The Serverless Trilemma: Function Composition for Serverless Computing
The field of serverless computing has recently emerged in support of highly scalable, event-driven applications. A serverless application is a set of stateless functions, along with the events that should trigger their activation. A serverless runtime allocates resources as events arrive, avoiding the need for costly pre-allocated or dedicated hardware.
While an attractive economic proposition, serverless computing currently lags behind the state of the art when it comes to function composition. This paper addresses the challenge of programming a composition of functions, where the composition is itself a serverless function.

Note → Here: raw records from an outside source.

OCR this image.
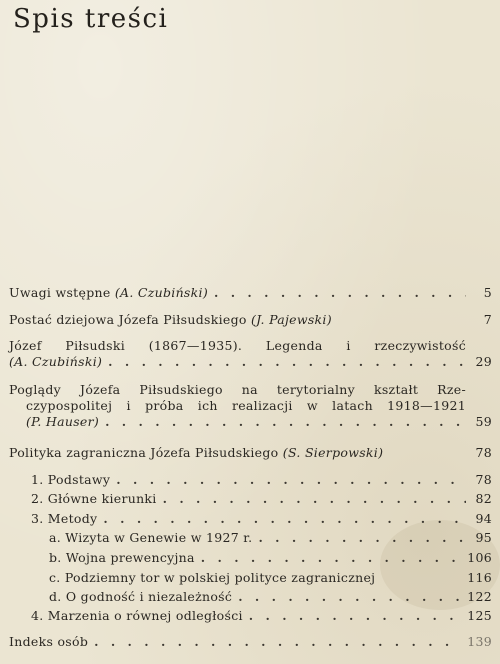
Spis treści
Uwagi wstępne (A. Czubiński) . . .	5
Postać dziejowa Józefa Piłsudskiego (J. Pajewski)	7
Józef Piłsudski (1867—1935). Legenda i rzeczywistość
(A. Czubiński) . . .	29
Poglądy Józefa Piłsudskiego na terytorialny kształt Rze-
czypospolitej i próba ich realizacji w latach 1918—1921
(P. Hauser) . . .	59
Polityka zagraniczna Józefa Piłsudskiego (S. Sierpowski)	78
1. Podstawy . . .	78
2. Główne kierunki . . .	82
3. Metody . . .	94
a. Wizyta w Genewie w 1927 r. . . .	95
b. Wojna prewencyjna . . .	106
c. Podziemny tor w polskiej polityce zagranicznej	116
d. O godność i niezależność . . .	122
4. Marzenia o równej odległości . . .	125
Indeks osób . . .	139
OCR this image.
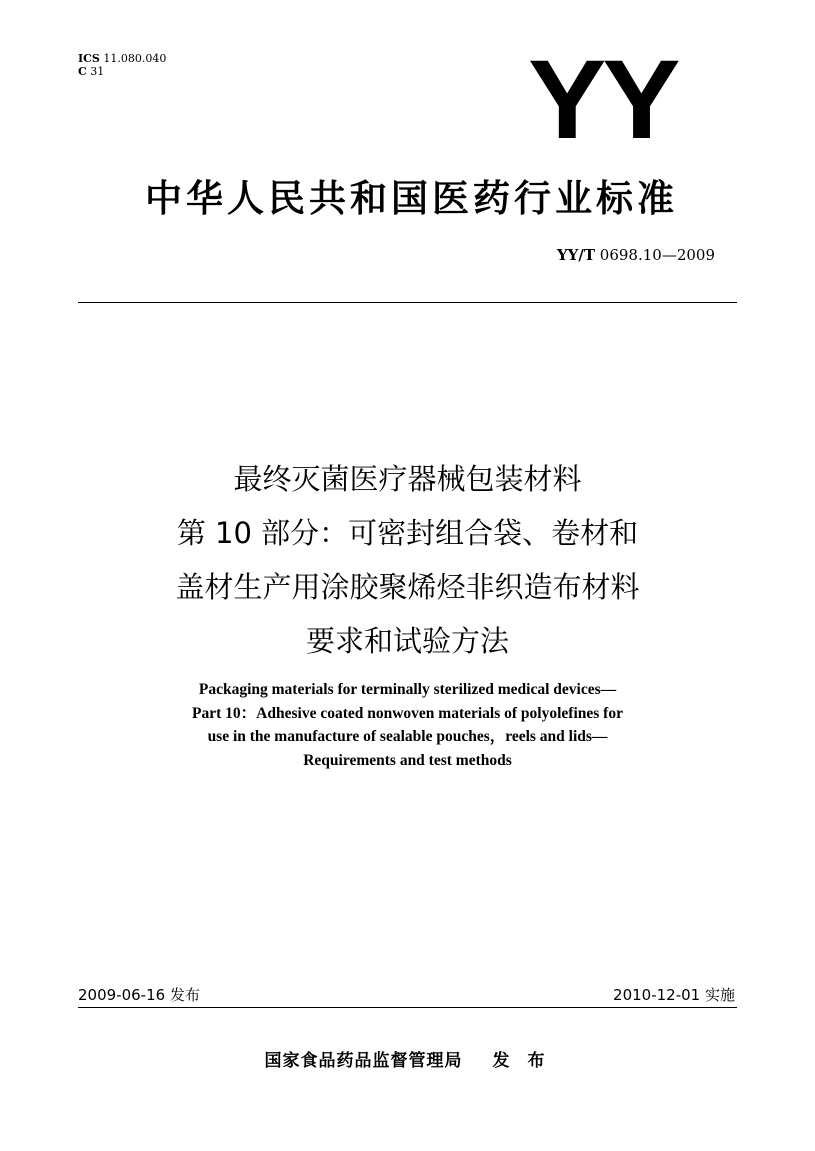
ICS 11.080.040
C 31	YY
中华人民共和国医药行业标准
YY/T 0698.10—2009
最终灭菌医疗器械包装材料
第 10 部分：可密封组合袋、卷材和
盖材生产用涂胶聚烯烃非织造布材料
要求和试验方法
Packaging materials for terminally sterilized medical devices—
Part 10：Adhesive coated nonwoven materials of polyolefines for
use in the manufacture of sealable pouches，reels and lids—
Requirements and test methods
2009-06-16 发布	2010-12-01 实施
国家食品药品监督管理局 发 布
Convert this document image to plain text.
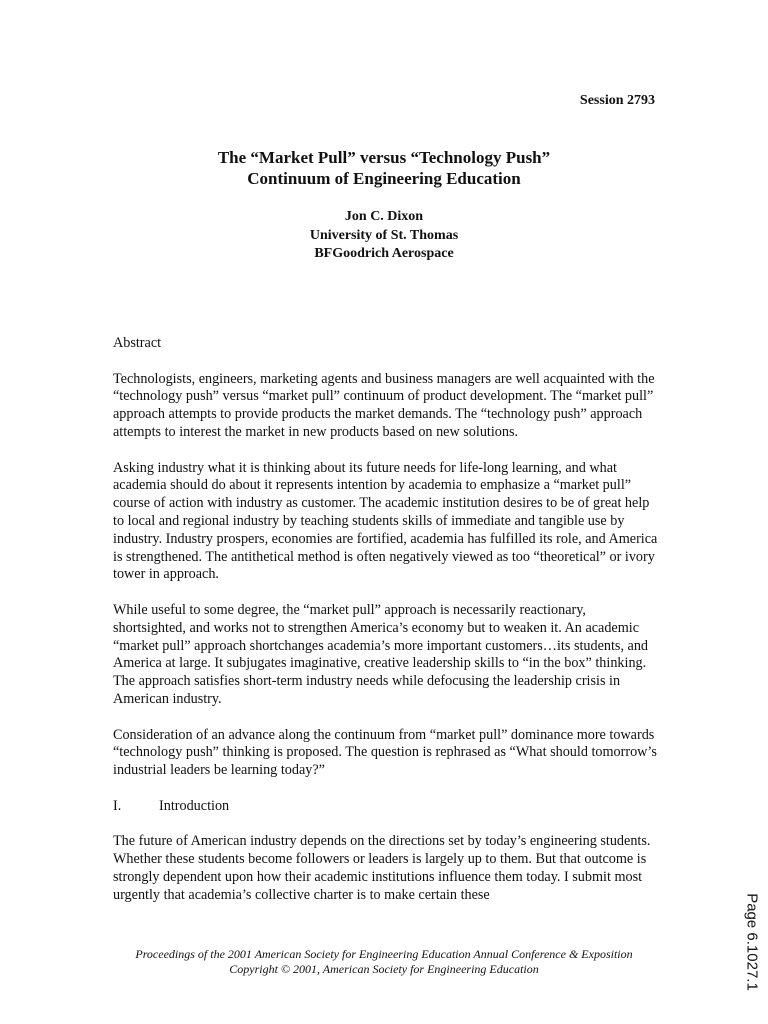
Session 2793
The “Market Pull” versus “Technology Push”
Continuum of Engineering Education
Jon C. Dixon
University of St. Thomas
BFGoodrich Aerospace
Abstract

Technologists, engineers, marketing agents and business managers are well acquainted with the “technology push” versus “market pull” continuum of product development. The “market pull” approach attempts to provide products the market demands. The “technology push” approach attempts to interest the market in new products based on new solutions.

Asking industry what it is thinking about its future needs for life-long learning, and what academia should do about it represents intention by academia to emphasize a “market pull” course of action with industry as customer. The academic institution desires to be of great help to local and regional industry by teaching students skills of immediate and tangible use by industry. Industry prospers, economies are fortified, academia has fulfilled its role, and America is strengthened. The antithetical method is often negatively viewed as too “theoretical” or ivory tower in approach.

While useful to some degree, the “market pull” approach is necessarily reactionary, shortsighted, and works not to strengthen America’s economy but to weaken it. An academic “market pull” approach shortchanges academia’s more important customers…its students, and America at large. It subjugates imaginative, creative leadership skills to “in the box” thinking. The approach satisfies short-term industry needs while defocusing the leadership crisis in American industry.

Consideration of an advance along the continuum from “market pull” dominance more towards “technology push” thinking is proposed. The question is rephrased as “What should tomorrow’s industrial leaders be learning today?”

I.	Introduction

The future of American industry depends on the directions set by today’s engineering students. Whether these students become followers or leaders is largely up to them. But that outcome is strongly dependent upon how their academic institutions influence them today. I submit most urgently that academia’s collective charter is to make certain these

Proceedings of the 2001 American Society for Engineering Education Annual Conference & Exposition
Copyright © 2001, American Society for Engineering Education	Page 6.1027.1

We demonstrate that engineering function composition into a serverless application is possible, but requires a careful evaluation of trade-offs. To help in evaluating these trade-offs, we identify three competing constraints: functions should be considered as black boxes; function composition should obey a substitution principle with respect to synchronous invocation; and invocations should not be double-billed.
Furthermore, we argue that, if the serverless runtime is limited to a reactive core, i.e. one that deals only with dispatching functions in response to events, that these constraints form the serverless trilemma. Without specific runtime support, compositions-as-functions must violate at least one of the three constraints.
Finally, we demonstrate an extension to the reactive core of an open-source serverless runtime that enables the sequential composition of functions in a trilemma-satisfying way. We conjecture that this technique could be generalized to support other combinations of functions.